How do generative models represent?
The prospects for a content-determining role for one-one causal relations between individual vehicles and environmental states thus don't seem promising within the PEM framework. In addition to the argument just discussed, there are considerations in favor of the view that inferential roles determine the contents of the states of a generative model in a way that can't be explained by reference to their individual external causes.
First, a consistent theme in Jakob's book is that the internal model represents the world by recapitulating its causal structure. This suggests that the relation between the model and the world that's of representational interest is isomorphism (or, more weakly, homomorphism): the statistical relations between parameters of the model define a structure that is similar (in the ideal case, identical) to the causal structure of the bit of the world that's currently being represented, which explains the ability of an organism possessing such a model to respond rationally to features of the environment and their relations to one another. The role of the world is only to provide the error signal used to update the model in response to selective sampling by the senses (p. 183).

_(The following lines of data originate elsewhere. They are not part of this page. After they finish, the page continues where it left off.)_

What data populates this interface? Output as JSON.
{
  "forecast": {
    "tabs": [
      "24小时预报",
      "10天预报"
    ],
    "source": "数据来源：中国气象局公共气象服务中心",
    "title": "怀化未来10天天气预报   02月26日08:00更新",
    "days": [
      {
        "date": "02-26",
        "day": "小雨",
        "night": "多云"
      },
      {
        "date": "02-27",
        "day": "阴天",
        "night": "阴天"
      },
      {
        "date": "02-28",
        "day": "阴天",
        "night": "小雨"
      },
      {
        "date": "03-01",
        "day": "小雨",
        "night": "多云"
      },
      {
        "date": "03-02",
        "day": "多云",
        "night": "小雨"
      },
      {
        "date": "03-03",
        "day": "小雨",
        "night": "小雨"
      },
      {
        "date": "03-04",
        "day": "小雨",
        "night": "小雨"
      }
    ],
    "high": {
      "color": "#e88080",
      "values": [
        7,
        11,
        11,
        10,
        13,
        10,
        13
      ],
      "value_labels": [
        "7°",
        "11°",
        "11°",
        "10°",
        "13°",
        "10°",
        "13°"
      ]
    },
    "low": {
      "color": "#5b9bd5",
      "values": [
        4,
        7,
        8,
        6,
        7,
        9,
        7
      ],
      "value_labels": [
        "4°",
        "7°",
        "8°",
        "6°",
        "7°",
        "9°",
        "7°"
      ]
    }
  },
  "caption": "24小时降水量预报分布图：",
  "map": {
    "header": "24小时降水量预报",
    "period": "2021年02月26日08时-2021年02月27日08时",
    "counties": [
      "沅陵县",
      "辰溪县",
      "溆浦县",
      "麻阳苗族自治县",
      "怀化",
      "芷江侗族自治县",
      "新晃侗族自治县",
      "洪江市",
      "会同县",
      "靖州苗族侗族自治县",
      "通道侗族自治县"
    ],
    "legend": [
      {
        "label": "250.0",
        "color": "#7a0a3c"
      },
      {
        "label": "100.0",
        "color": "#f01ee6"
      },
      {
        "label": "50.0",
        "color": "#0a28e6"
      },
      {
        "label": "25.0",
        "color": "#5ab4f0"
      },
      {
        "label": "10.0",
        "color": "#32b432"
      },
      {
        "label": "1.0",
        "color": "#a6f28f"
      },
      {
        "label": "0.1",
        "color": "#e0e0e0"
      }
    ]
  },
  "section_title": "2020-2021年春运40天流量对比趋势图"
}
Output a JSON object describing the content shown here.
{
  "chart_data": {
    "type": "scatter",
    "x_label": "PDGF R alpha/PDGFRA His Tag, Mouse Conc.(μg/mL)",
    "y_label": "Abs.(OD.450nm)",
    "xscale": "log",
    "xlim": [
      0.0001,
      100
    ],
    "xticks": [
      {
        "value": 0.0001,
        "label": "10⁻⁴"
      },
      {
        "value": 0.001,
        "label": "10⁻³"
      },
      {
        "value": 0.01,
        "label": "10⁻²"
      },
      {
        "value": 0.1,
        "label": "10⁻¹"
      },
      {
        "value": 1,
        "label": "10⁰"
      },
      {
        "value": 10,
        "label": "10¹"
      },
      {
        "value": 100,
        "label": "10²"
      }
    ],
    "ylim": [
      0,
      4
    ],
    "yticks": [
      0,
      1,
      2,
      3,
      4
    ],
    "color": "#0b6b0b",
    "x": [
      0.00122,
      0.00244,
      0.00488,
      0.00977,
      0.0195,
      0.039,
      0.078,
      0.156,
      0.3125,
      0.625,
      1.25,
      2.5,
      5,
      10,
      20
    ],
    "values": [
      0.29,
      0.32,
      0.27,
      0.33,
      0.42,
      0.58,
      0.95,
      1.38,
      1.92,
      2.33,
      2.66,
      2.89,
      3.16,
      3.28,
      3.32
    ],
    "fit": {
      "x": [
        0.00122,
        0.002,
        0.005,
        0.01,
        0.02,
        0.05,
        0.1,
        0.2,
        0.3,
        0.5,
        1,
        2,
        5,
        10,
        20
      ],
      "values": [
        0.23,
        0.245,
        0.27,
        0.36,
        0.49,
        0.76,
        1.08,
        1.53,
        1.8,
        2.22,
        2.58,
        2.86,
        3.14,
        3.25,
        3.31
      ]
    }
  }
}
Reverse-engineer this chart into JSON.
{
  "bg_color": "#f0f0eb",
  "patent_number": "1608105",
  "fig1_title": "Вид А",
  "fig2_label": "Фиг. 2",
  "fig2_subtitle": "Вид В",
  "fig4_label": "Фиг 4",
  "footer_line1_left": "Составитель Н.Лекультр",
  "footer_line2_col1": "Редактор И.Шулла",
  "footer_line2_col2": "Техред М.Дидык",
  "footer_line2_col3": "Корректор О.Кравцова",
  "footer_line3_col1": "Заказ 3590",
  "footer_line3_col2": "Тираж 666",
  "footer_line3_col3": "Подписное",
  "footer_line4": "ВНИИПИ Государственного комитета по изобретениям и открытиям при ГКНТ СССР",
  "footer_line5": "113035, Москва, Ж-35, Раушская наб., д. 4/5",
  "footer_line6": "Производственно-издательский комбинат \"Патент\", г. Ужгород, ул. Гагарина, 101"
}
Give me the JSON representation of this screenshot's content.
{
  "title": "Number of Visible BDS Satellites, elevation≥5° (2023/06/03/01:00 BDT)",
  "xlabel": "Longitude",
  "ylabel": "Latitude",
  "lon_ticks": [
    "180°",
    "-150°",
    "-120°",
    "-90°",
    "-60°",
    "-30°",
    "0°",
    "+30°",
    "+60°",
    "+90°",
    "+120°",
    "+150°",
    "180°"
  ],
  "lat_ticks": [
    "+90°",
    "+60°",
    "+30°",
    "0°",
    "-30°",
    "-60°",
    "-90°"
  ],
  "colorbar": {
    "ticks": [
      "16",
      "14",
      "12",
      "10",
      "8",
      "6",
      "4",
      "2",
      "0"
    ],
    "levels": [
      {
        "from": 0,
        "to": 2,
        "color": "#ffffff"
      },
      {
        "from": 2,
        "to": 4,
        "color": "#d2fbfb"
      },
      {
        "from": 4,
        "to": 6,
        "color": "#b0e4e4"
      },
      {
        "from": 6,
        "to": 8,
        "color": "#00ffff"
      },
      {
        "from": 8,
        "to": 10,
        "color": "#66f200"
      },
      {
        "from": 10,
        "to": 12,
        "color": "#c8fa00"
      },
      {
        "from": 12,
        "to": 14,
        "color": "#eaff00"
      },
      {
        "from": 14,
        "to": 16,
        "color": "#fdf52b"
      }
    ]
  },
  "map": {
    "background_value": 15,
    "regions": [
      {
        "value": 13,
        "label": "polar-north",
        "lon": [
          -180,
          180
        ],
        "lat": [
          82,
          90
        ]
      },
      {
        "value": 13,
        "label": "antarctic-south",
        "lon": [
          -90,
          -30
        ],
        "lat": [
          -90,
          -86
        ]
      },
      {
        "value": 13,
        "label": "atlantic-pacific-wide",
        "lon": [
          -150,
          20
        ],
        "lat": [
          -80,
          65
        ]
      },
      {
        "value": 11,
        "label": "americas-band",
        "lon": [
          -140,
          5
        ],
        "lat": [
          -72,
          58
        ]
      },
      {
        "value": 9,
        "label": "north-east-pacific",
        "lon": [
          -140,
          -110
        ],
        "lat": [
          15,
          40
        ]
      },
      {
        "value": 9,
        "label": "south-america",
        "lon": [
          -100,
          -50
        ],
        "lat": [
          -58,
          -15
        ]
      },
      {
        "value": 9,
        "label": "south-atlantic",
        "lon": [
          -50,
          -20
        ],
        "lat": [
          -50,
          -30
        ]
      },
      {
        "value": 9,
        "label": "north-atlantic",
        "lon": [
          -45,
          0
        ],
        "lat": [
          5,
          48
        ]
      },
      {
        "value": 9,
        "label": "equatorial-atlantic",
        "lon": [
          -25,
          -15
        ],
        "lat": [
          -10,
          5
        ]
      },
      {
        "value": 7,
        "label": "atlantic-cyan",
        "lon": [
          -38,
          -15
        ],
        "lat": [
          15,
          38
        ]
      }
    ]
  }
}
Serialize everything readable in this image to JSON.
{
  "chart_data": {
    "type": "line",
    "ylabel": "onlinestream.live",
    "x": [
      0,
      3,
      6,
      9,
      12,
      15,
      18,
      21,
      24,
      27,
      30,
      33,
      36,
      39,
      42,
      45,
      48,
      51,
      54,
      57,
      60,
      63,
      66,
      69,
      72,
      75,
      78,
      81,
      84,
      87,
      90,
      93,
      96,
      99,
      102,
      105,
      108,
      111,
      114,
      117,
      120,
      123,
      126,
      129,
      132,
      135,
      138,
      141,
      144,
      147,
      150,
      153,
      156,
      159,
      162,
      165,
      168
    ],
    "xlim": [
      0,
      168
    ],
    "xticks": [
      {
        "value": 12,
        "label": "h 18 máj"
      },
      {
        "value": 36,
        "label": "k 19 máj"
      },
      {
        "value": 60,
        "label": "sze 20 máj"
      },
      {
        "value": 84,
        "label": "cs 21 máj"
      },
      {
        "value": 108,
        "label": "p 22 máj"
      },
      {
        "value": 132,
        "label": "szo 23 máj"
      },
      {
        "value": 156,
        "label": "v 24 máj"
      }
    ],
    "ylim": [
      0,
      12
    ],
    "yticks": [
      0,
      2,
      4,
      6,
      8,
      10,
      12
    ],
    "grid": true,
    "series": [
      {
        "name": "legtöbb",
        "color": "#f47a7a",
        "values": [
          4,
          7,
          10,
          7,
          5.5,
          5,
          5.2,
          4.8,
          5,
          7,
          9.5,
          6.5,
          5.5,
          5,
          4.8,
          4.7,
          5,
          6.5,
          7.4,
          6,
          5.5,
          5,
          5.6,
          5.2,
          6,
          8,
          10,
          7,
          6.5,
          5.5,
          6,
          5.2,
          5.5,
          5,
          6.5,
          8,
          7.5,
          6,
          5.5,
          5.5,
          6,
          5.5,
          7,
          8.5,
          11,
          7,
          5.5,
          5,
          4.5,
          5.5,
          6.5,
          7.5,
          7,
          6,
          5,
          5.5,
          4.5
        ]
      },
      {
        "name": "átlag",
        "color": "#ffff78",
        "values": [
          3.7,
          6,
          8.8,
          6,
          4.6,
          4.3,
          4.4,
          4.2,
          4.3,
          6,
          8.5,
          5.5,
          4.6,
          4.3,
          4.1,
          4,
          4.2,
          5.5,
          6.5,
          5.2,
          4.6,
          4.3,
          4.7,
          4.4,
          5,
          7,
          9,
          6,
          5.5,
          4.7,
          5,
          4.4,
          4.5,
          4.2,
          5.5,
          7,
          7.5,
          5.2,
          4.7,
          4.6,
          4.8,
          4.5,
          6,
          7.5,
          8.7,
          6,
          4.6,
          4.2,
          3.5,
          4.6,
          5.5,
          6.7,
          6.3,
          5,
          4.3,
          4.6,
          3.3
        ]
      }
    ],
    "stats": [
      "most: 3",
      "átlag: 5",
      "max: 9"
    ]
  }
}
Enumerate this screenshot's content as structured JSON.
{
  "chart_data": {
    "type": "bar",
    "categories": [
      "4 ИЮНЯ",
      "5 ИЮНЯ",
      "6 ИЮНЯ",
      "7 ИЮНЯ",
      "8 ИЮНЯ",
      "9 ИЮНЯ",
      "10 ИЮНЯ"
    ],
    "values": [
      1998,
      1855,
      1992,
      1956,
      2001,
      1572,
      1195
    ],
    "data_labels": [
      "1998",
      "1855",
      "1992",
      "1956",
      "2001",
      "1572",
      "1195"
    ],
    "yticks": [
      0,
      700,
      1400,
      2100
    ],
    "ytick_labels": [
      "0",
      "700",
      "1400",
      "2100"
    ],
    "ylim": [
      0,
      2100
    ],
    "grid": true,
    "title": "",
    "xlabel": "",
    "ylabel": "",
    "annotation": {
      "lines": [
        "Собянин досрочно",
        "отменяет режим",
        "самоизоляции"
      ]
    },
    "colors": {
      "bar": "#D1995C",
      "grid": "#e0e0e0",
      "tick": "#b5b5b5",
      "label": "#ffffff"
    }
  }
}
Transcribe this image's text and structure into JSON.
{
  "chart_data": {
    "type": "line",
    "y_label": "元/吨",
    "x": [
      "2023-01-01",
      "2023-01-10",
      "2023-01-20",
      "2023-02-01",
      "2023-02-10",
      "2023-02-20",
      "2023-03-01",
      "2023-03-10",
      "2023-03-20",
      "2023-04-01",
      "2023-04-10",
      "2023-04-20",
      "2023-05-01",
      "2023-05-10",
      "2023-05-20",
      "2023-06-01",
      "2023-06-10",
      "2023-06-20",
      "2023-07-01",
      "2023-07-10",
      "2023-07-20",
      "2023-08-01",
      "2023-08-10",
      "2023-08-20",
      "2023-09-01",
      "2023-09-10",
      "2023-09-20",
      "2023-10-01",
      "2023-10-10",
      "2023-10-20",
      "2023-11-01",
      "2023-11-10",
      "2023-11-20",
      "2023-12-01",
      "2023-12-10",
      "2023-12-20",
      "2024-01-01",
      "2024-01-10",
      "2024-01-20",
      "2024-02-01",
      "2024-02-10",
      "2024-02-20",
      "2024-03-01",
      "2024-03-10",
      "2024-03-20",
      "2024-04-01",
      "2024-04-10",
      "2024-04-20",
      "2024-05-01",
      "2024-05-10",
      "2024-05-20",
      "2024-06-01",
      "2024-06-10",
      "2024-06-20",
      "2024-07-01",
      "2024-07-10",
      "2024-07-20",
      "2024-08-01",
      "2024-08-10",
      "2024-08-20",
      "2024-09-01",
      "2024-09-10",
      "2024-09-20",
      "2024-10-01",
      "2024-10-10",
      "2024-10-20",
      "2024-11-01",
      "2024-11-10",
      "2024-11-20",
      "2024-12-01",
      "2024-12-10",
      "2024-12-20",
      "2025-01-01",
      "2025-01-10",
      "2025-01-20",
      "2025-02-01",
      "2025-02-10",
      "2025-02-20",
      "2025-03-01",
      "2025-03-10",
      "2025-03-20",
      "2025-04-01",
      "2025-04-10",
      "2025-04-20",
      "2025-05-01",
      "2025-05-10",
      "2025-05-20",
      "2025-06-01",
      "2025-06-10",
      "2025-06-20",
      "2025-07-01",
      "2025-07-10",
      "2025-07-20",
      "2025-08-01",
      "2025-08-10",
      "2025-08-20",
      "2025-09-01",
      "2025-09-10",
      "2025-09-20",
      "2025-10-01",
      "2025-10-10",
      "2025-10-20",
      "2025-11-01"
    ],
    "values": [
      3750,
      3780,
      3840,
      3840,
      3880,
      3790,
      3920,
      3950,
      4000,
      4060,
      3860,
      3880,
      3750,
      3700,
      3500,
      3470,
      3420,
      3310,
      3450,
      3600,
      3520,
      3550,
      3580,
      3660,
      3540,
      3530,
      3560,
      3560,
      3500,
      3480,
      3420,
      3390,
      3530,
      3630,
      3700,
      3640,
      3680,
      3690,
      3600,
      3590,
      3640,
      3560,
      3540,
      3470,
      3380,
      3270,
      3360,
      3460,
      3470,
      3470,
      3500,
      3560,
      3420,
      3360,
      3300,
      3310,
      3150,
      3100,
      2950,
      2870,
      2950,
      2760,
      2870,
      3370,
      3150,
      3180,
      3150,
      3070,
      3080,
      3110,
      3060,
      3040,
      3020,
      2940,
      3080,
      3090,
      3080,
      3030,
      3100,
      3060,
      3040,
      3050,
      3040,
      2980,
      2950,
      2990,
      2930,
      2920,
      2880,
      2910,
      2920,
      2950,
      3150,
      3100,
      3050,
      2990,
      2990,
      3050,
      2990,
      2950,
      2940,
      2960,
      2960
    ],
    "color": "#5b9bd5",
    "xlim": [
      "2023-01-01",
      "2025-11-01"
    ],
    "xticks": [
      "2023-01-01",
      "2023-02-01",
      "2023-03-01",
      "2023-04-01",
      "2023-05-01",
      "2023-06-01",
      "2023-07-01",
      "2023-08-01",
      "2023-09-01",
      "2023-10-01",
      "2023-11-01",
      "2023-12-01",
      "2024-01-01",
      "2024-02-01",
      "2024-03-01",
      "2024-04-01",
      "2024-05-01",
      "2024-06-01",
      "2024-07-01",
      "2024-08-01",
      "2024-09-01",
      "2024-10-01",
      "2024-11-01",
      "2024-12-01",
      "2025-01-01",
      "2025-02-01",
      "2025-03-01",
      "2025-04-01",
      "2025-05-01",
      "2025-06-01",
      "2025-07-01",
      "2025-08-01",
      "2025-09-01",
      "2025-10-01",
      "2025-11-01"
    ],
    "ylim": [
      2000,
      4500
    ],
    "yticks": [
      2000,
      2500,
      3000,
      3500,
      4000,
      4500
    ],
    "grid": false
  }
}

Second, the idea (discussed in chapter 5) that binding is inference favors of a descriptivist or inferentialist account of content. The proposal is that the error signal in a given case may be explained away in terms of a hypothesis involving one cause or one involving multiple causes, depending only on which has the highest posterior probability. This suggests that perception of objects in a scene is in fact a special case of perception of the scene as having some property (in this case, as containing some determinate number of objects).
Despite this, causal relations to the world clearly play an explanatory role, as Jakob says. That role is in explaining how model parameters are updated, and thus in explaining the etiology and maintenance of representations. Thus, it may be said that from the PEM perspective external causes play a diachronic (and genetic or etiological) role in fixing content, and inferential roles play a synchronic (and individuating) one.
Eliasmith, C. (2000). How Neurons Mean: A Neurocomputational Theory of Representational Content. Ph.D., Washington University St. Louis.
Fodor, Jerry A. (1990). A Theory of Content and Other Essays. MIT Press.
Hinton, G. E., Dayan, P., Frey, B. J. and Neal, R. (1995). “The Wake-Sleep Algorithm for Unsupervised Neural Networks”. Science 268, 1158-1161.
Usher, M. (2001). “A Statistical Referential Theory of Content: Using Information Theory to Account for Misrepresentation”. Mind & Language 16(3): 311-34.